Three different approaches are used for producing river flows for the Hydrological Outlook UK. They are -
Descriptions of each can be found below.
The historical flow analogues approach to seasonal river flow forecasting is based on selecting the previously observed sequences of flows that are the most similar to the recently observed past.
The assumption is that this similarity will carry on in the coming few months. New one-month and three-month forecasts are made each month using monthly river flows at 93 stations in the National Hydrological Monitoring Programme. These stations have at least 30 years of data in the period from January 1883 onwards.
The bulk of the forecasts are persistence forecasts, which are made when these outperform the historical analogues approach. They are particularly useful for slowly responding catchments with large underground water storage in aquifers.
These river flow outlooks are based on ensembles of historical sequences of observed climate (rainfall and temperature) being input to a rainfall-runoff model. The outputs are probabilistic forecasts of the average river flows occurring over the forecast horizon (i.e. over the next, say, three months), at each location.
To help with the interpretation of the results, the outlook is compared with the expected (or reference) distribution for each location, time of the year and N-month accumulation period. To avoid possible bias in the hydrological modelling to influence the interpretation of the results, the reference distribution is derived from simulated (and not gauged) flows using observed historical climate as input data. This is done for each start date and N-month accumulation period.
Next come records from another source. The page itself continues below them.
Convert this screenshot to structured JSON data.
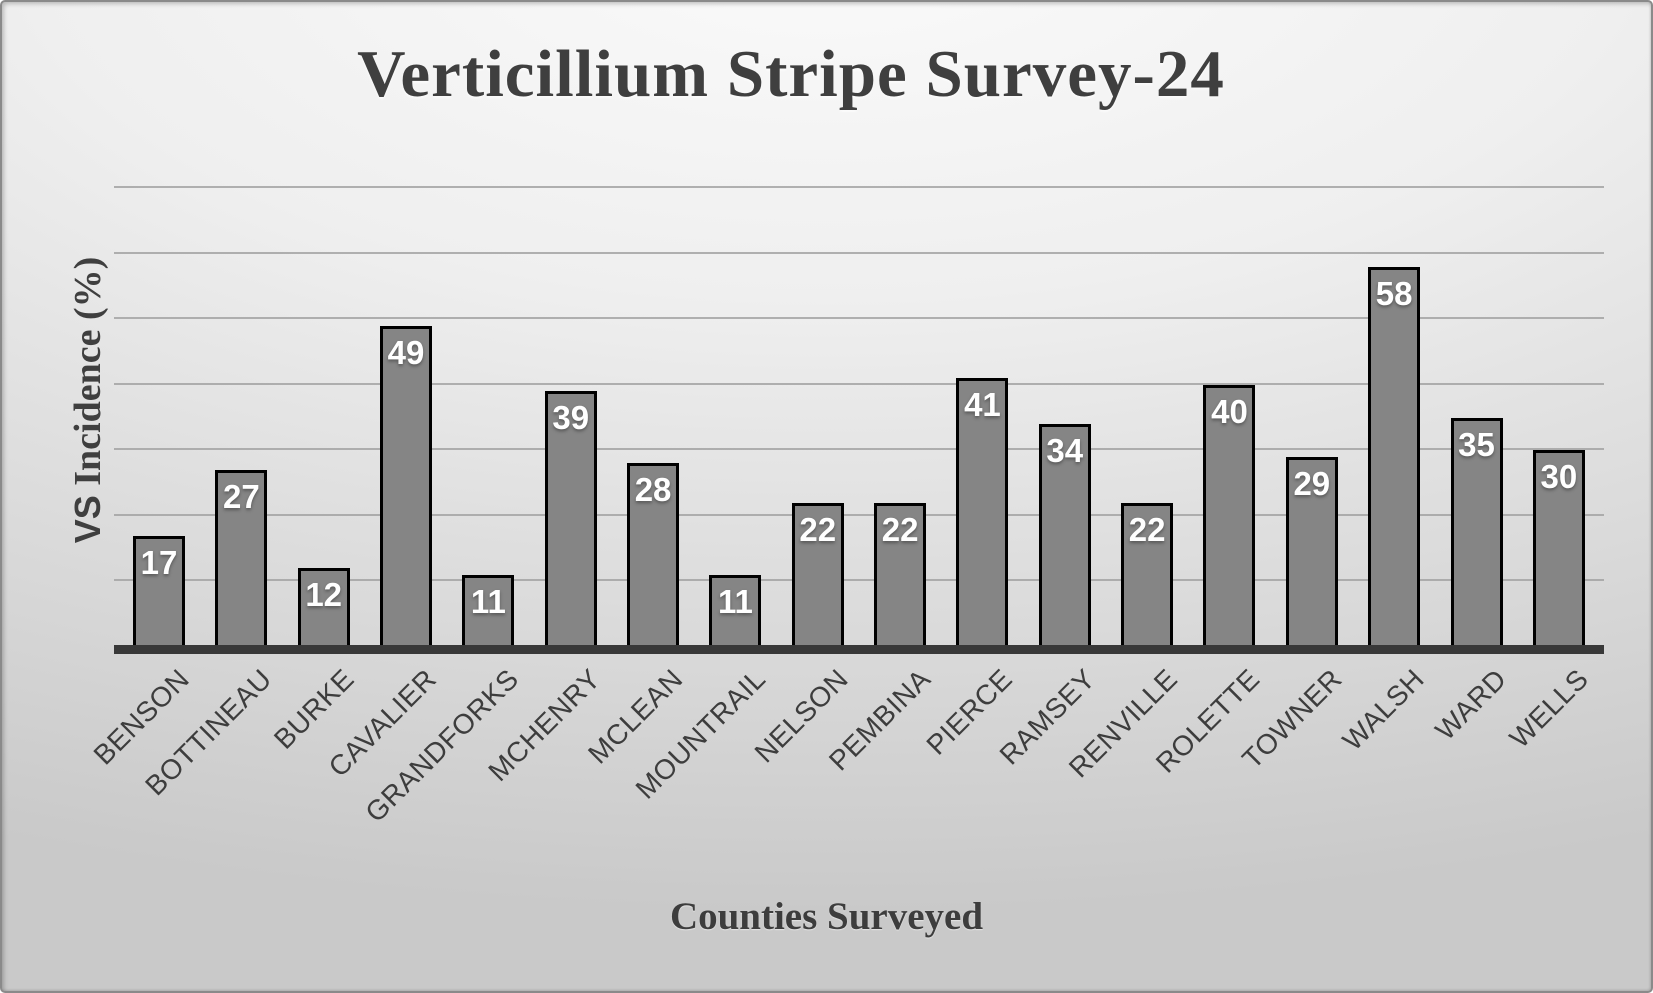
{
  "chart_data": {
    "type": "bar",
    "title": "Verticillium Stripe Survey-24",
    "xlabel": "Counties Surveyed",
    "ylabel": "VS Incidence (%)",
    "categories": [
      "BENSON",
      "BOTTINEAU",
      "BURKE",
      "CAVALIER",
      "GRANDFORKS",
      "MCHENRY",
      "MCLEAN",
      "MOUNTRAIL",
      "NELSON",
      "PEMBINA",
      "PIERCE",
      "RAMSEY",
      "RENVILLE",
      "ROLETTE",
      "TOWNER",
      "WALSH",
      "WARD",
      "WELLS"
    ],
    "values": [
      17,
      27,
      12,
      49,
      11,
      39,
      28,
      11,
      22,
      22,
      41,
      34,
      22,
      40,
      29,
      58,
      35,
      30
    ],
    "ylim": [
      0,
      70
    ],
    "gridline_step": 10,
    "grid": true,
    "legend": false,
    "y_tick_labels_visible": false,
    "data_labels_position": "inside-end",
    "category_label_rotation_deg": 45,
    "colors": {
      "bar_fill": "#858585",
      "bar_border": "#000000",
      "data_label": "#ffffff",
      "gridline": "#a3a3a3",
      "axis_line": "#383838",
      "text": "#3f3f3f"
    }
  }
}
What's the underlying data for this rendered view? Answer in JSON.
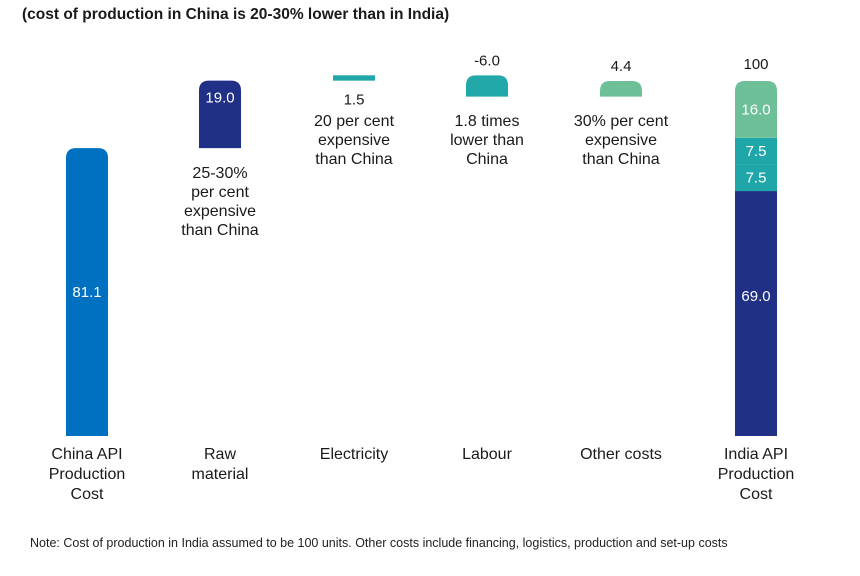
{
  "subtitle": "(cost of production in China is 20-30% lower than in India)",
  "note": "Note: Cost of production in India assumed to be 100 units. Other costs include financing, logistics, production and set-up costs",
  "colors": {
    "china_bar": "#0070c0",
    "raw_material": "#1f3086",
    "electricity": "#1fa6a8",
    "labour": "#22a8a8",
    "other_costs": "#6cbf97",
    "axis_text": "#1a1a1a"
  },
  "chart_data": {
    "type": "bar",
    "subtype": "waterfall",
    "categories": [
      "China API Production Cost",
      "Raw material",
      "Electricity",
      "Labour",
      "Other costs",
      "India API Production Cost"
    ],
    "category_label_lines": [
      [
        "China API",
        "Production",
        "Cost"
      ],
      [
        "Raw",
        "material"
      ],
      [
        "Electricity"
      ],
      [
        "Labour"
      ],
      [
        "Other costs"
      ],
      [
        "India API",
        "Production",
        "Cost"
      ]
    ],
    "bars": [
      {
        "category": "China API Production Cost",
        "start": 0,
        "value": 81.1,
        "label": "81.1",
        "color": "#0070c0"
      },
      {
        "category": "Raw material",
        "start": 81.1,
        "value": 19.0,
        "label": "19.0",
        "color": "#1f3086"
      },
      {
        "category": "Electricity",
        "start": 100.1,
        "value": 1.5,
        "label": "1.5",
        "color": "#1fa6a8"
      },
      {
        "category": "Labour",
        "start": 101.6,
        "value": -6.0,
        "label": "-6.0",
        "color": "#22a8a8"
      },
      {
        "category": "Other costs",
        "start": 95.6,
        "value": 4.4,
        "label": "4.4",
        "color": "#6cbf97"
      }
    ],
    "stacked_total": {
      "category": "India API Production Cost",
      "total": 100,
      "total_label": "100",
      "segments": [
        {
          "value": 69.0,
          "label": "69.0",
          "color": "#1f3086"
        },
        {
          "value": 7.5,
          "label": "7.5",
          "color": "#1fa6a8"
        },
        {
          "value": 7.5,
          "label": "7.5",
          "color": "#1fa6a8"
        },
        {
          "value": 16.0,
          "label": "16.0",
          "color": "#6cbf97"
        }
      ]
    },
    "annotations": [
      {
        "category": "Raw material",
        "lines": [
          "25-30%",
          "per cent",
          "expensive",
          "than China"
        ]
      },
      {
        "category": "Electricity",
        "lines": [
          "20 per cent",
          "expensive",
          "than China"
        ]
      },
      {
        "category": "Labour",
        "lines": [
          "1.8 times",
          "lower than",
          "China"
        ]
      },
      {
        "category": "Other costs",
        "lines": [
          "30% per cent",
          "expensive",
          "than China"
        ]
      }
    ],
    "grid": false,
    "legend": "none",
    "y_axis_visible": false
  }
}
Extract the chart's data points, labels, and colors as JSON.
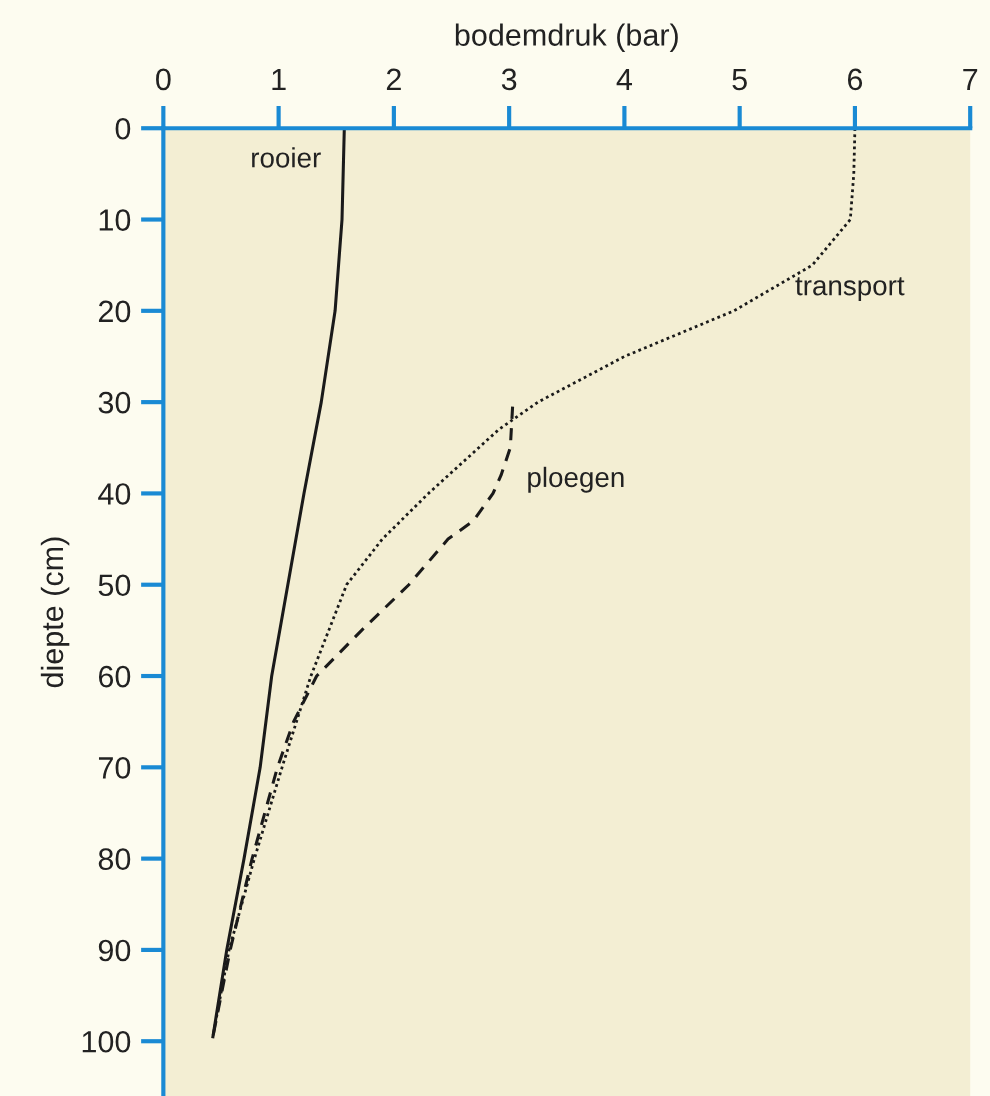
{
  "chart_data": {
    "type": "line",
    "xlabel": "bodemdruk (bar)",
    "ylabel": "diepte (cm)",
    "xlim": [
      0,
      7
    ],
    "xticks": [
      0,
      1,
      2,
      3,
      4,
      5,
      6,
      7
    ],
    "ylim": [
      106,
      0
    ],
    "yticks": [
      0,
      10,
      20,
      30,
      40,
      50,
      60,
      70,
      80,
      90,
      100
    ],
    "grid": false,
    "legend": false,
    "marker": "none",
    "series": [
      {
        "name": "rooier",
        "color": "#1a1a1a",
        "line_style": "solid",
        "x": [
          1.57,
          1.56,
          1.55,
          1.49,
          1.37,
          1.22,
          1.08,
          0.94,
          0.84,
          0.7,
          0.55,
          0.43
        ],
        "values": [
          0,
          5,
          10,
          20,
          30,
          40,
          50,
          60,
          70,
          80,
          90,
          99.5
        ]
      },
      {
        "name": "transport",
        "color": "#1a1a1a",
        "line_style": "dotted",
        "x": [
          6.0,
          5.99,
          5.96,
          5.63,
          4.95,
          4.0,
          3.25,
          2.91,
          2.3,
          1.9,
          1.59,
          1.28,
          1.03,
          0.79,
          0.57,
          0.43
        ],
        "values": [
          0,
          5,
          10,
          15,
          20,
          25,
          30,
          33,
          40,
          45,
          50,
          60,
          70,
          80,
          90,
          99.5
        ]
      },
      {
        "name": "ploegen",
        "color": "#1a1a1a",
        "line_style": "dashed",
        "x": [
          3.03,
          3.01,
          2.93,
          2.86,
          2.69,
          2.47,
          2.13,
          1.72,
          1.33,
          1.13,
          0.99,
          0.77,
          0.58,
          0.43
        ],
        "values": [
          30.5,
          35,
          38,
          40,
          43,
          45,
          50,
          55,
          60,
          65,
          70,
          80,
          90,
          99.5
        ]
      }
    ]
  }
}
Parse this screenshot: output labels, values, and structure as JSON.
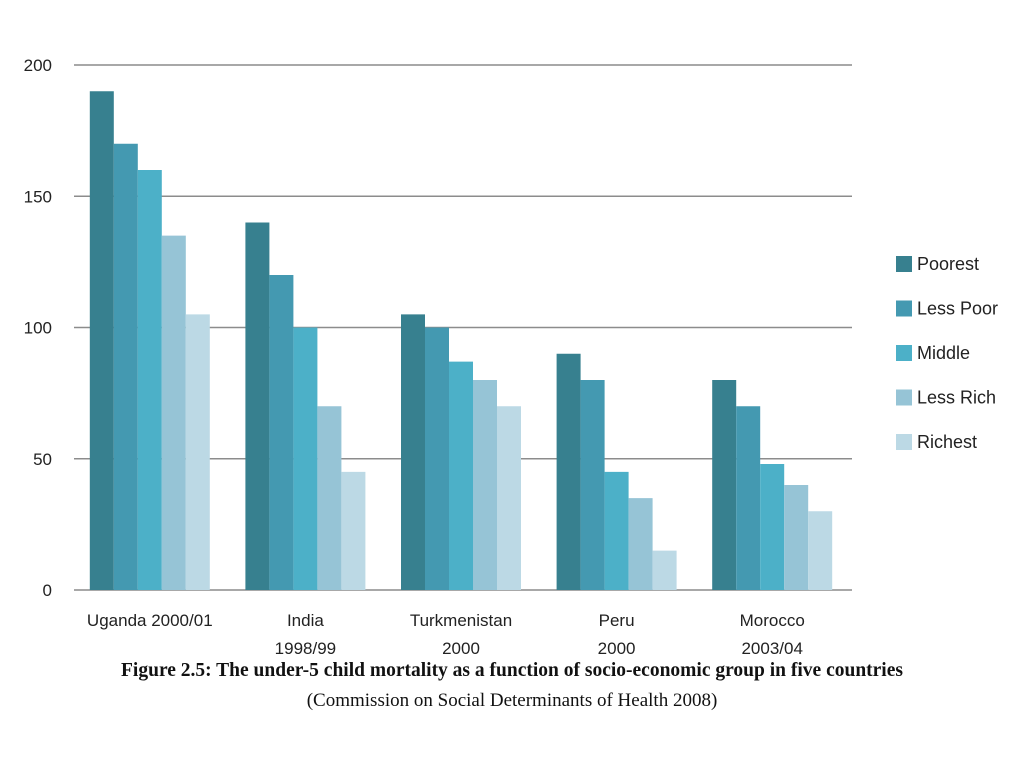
{
  "chart_data": {
    "type": "bar",
    "categories": [
      [
        "Uganda 2000/01"
      ],
      [
        "India",
        "1998/99"
      ],
      [
        "Turkmenistan",
        "2000"
      ],
      [
        "Peru",
        "2000"
      ],
      [
        "Morocco",
        "2003/04"
      ]
    ],
    "series": [
      {
        "name": "Poorest",
        "color": "#37808f",
        "values": [
          190,
          140,
          105,
          90,
          80
        ]
      },
      {
        "name": "Less Poor",
        "color": "#4499b1",
        "values": [
          170,
          120,
          100,
          80,
          70
        ]
      },
      {
        "name": "Middle",
        "color": "#4cb0c8",
        "values": [
          160,
          100,
          87,
          45,
          48
        ]
      },
      {
        "name": "Less Rich",
        "color": "#96c4d6",
        "values": [
          135,
          70,
          80,
          35,
          40
        ]
      },
      {
        "name": "Richest",
        "color": "#bcd9e5",
        "values": [
          105,
          45,
          70,
          15,
          30
        ]
      }
    ],
    "yticks": [
      0,
      50,
      100,
      150,
      200
    ],
    "ylim": [
      0,
      200
    ],
    "grid": true,
    "legend_position": "right"
  },
  "caption": {
    "title": "Figure 2.5: The under-5 child mortality as a function of socio-economic group in five countries",
    "source": "(Commission on Social Determinants of Health 2008)"
  }
}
An experimental modelling tool for national hydrological outlooks has been developed which combines a hydrological model (Grid-to-Grid or “G2G”) estimate of total subsurface water storage (in both soil and groundwater) and across Britain with a range of seasonal rainfall forecasts provided by the Met Office to provide estimates of area-wide hydrological conditions up to a few months ahead.
For many areas, hydrological “forecasts” up to a few weeks or months ahead are dependent on accurate knowledge of the current storage of water in the landscape. This information provides the hydrological initial condition, or “initial state”, from which future simulations will depart following changes in boundary conditions, consisting primarily of the weather and water consumption. For the Hydrological Outlook, the G2G estimate of subsurface water storage across the UK can provide an initial condition of subsurface water in storage across the UK, derived using the most recent observations of rainfall and potential evaporation. This hydrological initial condition then provides a starting point from which estimates of water storage and river flows for one to three months ahead can be produced as perturbations from the initial state, driven by Met Office rainfall forecasts.
During periods of drought, the link can made between a deficit in subsurface water storage and a requirement for additional rainfall over subsequent months to enable subsurface water storage and river flow to return to mean monthly values. The methodology can also provide an indication of locations where sub-surface water storage is particularly high and may be prone to flooding in the coming days/weeks.